A rally effect is a sharp uptick in a president’s ratings as a result of a high visibility news event involving the U.S., usually internationally. History indicates that Americans in such instances rally around their leader in a sign of solidarity, at least in the short-term.  That rallying produces an increase in the president's job approval ratings.

Obama’s approval ratings had been on a slight upward tick before the bin Laden announcement Sunday night. Gallup’s latest three-day average, based on interviewing conducted Friday-Sunday, does not reflect any impact of the late Sunday night announcement.  Nevertheless, for that three-day period, Obama’s average was 46%, tied as the highest since April 9-11.

I would anticipate, based on history, that Obama’s job approval rating will increase further in the wake of Sunday night’s announcement. Of course, the reason we continue to conduct surveys is that our expectations are not always borne out by the actual data. So we will monitor job approval ratings carefully in the days ahead to see exactly what transpires.

One relatively recent example of a rally effect came about with the capture of deposed Iraqi President Saddam Hussein, announced on Sunday, Dec. 13, 2003. Gallup was finishing a poll just as that announcement was made.
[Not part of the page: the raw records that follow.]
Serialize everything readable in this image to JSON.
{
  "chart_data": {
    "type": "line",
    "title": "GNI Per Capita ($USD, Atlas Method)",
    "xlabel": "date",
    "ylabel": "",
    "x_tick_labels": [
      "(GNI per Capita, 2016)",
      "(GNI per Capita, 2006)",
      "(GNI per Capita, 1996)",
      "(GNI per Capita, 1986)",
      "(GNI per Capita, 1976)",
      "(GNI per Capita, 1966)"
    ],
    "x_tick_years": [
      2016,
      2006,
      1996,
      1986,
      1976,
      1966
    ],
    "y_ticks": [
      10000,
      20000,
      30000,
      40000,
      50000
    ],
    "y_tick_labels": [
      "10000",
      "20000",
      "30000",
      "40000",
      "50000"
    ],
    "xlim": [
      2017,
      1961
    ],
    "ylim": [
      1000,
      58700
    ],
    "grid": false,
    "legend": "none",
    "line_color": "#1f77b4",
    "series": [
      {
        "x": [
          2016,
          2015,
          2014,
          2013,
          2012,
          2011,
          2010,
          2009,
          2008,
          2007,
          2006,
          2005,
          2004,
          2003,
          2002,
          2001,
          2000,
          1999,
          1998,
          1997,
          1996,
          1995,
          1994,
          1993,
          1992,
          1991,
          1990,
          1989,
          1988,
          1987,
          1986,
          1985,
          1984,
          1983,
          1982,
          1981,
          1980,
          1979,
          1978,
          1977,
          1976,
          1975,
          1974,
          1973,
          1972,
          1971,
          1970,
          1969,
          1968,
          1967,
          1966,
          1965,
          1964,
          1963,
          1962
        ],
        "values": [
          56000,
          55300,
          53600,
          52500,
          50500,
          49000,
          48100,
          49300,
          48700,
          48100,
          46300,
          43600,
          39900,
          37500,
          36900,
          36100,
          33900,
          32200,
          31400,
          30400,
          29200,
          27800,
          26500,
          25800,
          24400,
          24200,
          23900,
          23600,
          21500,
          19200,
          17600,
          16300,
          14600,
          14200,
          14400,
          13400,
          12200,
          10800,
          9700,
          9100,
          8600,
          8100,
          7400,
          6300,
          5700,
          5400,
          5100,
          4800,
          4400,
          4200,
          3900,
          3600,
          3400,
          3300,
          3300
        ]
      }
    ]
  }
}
President George W. Bush’s job approval rating in that Dec. 11-14 poll was 56%. We were back in the field Tuesday and Wednesday nights, Dec. 15-16, after the news of Saddam Hussein's capture. Bush’s approval rating jumped seven percentage points, to 63%.

Prior to the December  2003 Saddam Hussein event, we had seen Bush’s rating jump 13 points with the announcement in March of that year that the U.S. was going to war against Hussein.

And, in the largest rally effect in Gallup history, Bush’s rating went from 51% in a Sept. 7-10, 2001, poll to 86% in a Sept. 14-15 poll -- following the Sept. 11, 2001, terrorist attacks on the World Trade Center and the Pentagon in Washington, D.C. Within a week thereafter, in Gallup’s Sept. 21-22, 2001 poll, Bush’s ratings reached 90%, the highest job approval rating in Gallup’s history.

Thus, a reasonable baseline estimate could be the expectation that Obama’s approval rating could rise at least seven points in the next several days, which would put him over the 50% mark. 

Rally effect bumps in job approval ratings often dissipate fairly quickly.  Bush’s December 2003 seven-point increase, for example, was short-lived, dropping to 49% by late January/early February 2004.

Thus, even if Obama gets a bump in his ratings over the next several days, it is not at all certain that this increase will be sustained. And, looking further ahead, the effect of the death of Osama bin Laden on Barack Obama’s re-election chances a year and a half from now, if any, will be very difficult to determine.

One additional observation. Prior to this weekend's events, Americans had more confidence in the military than any other institution we measure.  The success of the U.S. Navy Seals' operation in Pakistan Sunday will certainly underscore and perhaps increase that confidence.